For fiscal 2026, Flex raised its adjusted EPS guidance from $3.09-$3.17 to $3.21-$3.27, surpassing the analyst estimate of $3.15. The sales guidance was also raised to a range of $27.2 billion to $27.5 billion, in line with analysts’ expectations of $27.119 billion.
The segment outlook calls for mid-single-digit growth in both Reliability Solutions and Agility Solutions, supported by rising data center power needs and steady cloud momentum, even as consumer device demand stays weak.
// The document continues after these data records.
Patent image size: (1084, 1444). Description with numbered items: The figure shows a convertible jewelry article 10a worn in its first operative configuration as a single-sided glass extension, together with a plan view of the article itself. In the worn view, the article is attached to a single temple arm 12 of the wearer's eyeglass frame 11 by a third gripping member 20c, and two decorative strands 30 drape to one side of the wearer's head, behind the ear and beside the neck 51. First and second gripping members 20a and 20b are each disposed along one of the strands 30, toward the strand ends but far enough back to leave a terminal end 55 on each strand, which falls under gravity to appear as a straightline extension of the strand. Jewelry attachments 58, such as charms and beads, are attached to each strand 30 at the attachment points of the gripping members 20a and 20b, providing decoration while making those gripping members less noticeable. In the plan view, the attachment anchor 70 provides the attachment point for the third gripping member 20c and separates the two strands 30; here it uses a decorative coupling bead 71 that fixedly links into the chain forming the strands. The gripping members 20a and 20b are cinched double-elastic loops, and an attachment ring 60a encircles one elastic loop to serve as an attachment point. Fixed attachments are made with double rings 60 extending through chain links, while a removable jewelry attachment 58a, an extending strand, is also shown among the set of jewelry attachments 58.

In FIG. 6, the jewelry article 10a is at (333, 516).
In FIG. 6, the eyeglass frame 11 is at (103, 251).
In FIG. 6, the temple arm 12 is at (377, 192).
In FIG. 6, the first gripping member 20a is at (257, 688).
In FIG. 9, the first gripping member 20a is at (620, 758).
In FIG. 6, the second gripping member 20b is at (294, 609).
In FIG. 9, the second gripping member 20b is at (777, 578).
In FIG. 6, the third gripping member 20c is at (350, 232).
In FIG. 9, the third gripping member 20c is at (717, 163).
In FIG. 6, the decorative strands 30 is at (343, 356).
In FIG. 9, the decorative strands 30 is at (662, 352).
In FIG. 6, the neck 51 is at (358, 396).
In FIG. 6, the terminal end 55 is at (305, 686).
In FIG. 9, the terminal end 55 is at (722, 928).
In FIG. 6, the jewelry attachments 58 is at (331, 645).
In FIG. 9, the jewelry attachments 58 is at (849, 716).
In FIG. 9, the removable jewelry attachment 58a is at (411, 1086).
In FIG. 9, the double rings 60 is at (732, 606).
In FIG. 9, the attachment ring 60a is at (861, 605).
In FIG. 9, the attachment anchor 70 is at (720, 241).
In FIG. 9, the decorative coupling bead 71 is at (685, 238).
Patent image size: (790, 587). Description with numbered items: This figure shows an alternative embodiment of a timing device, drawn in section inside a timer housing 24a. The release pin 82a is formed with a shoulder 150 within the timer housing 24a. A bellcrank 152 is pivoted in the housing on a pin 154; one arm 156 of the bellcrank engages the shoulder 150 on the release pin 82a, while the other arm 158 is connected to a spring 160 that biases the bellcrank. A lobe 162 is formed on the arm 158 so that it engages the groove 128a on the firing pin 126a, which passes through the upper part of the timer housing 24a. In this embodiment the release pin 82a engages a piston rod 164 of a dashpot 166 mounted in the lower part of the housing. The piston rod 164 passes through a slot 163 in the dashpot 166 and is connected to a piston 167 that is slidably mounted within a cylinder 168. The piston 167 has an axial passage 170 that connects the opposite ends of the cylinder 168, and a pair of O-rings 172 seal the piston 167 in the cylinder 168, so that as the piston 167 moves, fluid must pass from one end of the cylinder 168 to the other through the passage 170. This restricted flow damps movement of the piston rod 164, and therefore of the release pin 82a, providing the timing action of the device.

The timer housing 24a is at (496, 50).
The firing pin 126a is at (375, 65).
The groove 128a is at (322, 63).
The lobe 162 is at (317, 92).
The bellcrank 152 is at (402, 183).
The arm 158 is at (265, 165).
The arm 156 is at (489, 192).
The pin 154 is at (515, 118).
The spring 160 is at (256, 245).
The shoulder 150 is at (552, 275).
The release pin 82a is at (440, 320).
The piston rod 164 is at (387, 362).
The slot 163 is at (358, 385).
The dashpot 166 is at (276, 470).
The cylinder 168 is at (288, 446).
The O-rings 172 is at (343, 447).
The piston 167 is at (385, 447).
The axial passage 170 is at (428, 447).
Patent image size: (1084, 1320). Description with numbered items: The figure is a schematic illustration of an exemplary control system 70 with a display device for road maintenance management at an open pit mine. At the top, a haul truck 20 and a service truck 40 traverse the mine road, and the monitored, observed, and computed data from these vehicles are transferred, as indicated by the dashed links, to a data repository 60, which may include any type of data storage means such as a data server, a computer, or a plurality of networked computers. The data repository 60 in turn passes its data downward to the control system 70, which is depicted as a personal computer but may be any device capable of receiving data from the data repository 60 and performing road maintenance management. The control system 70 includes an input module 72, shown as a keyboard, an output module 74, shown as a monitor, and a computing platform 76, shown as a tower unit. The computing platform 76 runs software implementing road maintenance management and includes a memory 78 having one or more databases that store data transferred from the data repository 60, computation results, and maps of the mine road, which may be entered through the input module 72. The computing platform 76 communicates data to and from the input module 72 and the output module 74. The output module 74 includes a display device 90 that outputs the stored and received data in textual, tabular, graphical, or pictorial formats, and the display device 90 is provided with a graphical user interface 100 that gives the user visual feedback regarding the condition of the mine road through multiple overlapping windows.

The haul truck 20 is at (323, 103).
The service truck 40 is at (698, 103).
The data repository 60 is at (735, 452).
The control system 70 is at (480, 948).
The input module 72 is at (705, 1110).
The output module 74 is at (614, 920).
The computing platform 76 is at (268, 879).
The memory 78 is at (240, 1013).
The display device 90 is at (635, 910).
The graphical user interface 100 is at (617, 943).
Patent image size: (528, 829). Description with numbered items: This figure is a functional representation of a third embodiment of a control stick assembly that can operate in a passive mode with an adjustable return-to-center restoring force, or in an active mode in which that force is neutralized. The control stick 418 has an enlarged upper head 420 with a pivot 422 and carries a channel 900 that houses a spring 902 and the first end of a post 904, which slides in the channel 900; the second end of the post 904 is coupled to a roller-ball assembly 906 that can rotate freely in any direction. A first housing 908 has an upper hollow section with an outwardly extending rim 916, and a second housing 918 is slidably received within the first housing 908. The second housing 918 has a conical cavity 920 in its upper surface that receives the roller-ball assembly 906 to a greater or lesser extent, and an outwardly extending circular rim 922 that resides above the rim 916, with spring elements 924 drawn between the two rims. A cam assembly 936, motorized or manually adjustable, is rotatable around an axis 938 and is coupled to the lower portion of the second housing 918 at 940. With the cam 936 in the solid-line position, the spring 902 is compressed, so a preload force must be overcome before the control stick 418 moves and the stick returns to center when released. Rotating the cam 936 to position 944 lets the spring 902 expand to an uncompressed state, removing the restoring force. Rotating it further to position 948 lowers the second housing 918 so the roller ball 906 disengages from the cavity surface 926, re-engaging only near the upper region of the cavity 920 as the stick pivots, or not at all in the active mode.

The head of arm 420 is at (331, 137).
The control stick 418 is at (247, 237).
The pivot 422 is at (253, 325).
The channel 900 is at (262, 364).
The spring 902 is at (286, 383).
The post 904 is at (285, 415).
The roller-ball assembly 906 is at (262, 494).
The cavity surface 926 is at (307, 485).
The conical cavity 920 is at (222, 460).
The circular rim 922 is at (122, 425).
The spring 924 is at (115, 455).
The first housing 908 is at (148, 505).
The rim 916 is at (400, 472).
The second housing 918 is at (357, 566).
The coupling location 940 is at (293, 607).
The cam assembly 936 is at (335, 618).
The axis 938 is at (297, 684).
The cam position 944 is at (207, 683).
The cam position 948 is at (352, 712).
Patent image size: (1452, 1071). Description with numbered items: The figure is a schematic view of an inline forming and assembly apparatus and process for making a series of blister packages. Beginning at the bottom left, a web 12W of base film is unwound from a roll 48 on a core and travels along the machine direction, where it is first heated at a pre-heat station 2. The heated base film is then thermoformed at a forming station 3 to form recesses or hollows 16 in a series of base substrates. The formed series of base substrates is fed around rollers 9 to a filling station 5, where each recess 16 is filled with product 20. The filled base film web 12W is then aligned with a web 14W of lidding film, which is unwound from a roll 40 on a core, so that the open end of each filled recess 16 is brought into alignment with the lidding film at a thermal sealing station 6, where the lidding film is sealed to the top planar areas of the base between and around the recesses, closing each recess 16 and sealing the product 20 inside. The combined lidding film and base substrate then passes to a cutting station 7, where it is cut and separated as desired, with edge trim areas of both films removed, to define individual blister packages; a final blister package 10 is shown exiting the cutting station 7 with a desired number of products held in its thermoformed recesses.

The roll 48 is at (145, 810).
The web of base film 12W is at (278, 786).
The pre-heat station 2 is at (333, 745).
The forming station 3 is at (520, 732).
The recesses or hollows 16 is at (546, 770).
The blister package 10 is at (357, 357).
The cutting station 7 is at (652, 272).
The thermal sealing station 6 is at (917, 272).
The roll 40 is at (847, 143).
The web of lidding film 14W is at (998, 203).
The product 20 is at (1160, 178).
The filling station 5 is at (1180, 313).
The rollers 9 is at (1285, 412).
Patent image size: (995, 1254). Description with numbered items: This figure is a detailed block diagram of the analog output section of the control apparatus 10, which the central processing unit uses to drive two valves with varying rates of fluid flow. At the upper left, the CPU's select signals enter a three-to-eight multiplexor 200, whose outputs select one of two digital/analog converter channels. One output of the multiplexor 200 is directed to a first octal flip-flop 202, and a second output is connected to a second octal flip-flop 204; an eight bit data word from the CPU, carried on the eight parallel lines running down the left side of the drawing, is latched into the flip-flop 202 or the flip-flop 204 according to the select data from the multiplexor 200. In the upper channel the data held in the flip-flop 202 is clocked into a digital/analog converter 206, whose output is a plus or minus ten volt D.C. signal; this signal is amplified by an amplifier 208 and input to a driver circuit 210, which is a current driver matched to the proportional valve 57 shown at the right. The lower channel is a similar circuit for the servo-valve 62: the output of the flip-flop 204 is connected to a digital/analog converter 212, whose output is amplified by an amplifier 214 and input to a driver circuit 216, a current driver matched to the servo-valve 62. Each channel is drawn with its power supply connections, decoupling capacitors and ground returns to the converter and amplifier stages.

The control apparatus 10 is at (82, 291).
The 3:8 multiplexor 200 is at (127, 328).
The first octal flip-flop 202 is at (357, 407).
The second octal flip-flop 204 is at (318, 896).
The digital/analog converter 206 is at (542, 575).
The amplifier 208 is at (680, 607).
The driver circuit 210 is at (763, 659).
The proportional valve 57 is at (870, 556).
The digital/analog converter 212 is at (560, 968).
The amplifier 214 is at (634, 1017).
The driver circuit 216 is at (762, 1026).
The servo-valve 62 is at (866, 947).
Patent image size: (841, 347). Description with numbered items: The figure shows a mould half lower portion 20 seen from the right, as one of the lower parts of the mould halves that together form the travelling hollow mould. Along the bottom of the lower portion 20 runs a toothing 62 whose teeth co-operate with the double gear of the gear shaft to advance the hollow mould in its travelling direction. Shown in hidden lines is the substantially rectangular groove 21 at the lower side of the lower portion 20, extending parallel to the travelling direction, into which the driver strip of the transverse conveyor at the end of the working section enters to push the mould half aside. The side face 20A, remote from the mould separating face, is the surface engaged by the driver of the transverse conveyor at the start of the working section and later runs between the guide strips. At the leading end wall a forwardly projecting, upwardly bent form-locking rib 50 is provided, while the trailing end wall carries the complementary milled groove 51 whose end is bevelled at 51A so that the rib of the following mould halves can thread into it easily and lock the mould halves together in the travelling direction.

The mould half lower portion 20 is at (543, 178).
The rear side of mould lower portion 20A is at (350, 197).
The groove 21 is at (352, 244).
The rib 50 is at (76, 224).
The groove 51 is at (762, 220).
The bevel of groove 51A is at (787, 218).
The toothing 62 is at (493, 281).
Revathi Advaithi, CEO of Flex, stated, “Our strong performance continued in the third quarter, with results exceeding our guidance across all metrics. This performance reflects the strength of our diversified business model across industries, including Data Center. As we look ahead, we are confident in our ability to serve as a strategic enabler for our customers as they navigate an increasingly complex and dynamic world.”
FLEX Price Action: Flex shares reversed earlier gains and were down 13.85% at $56.85 in Wednesday trading at the time of publication, according to Benzinga Pro data.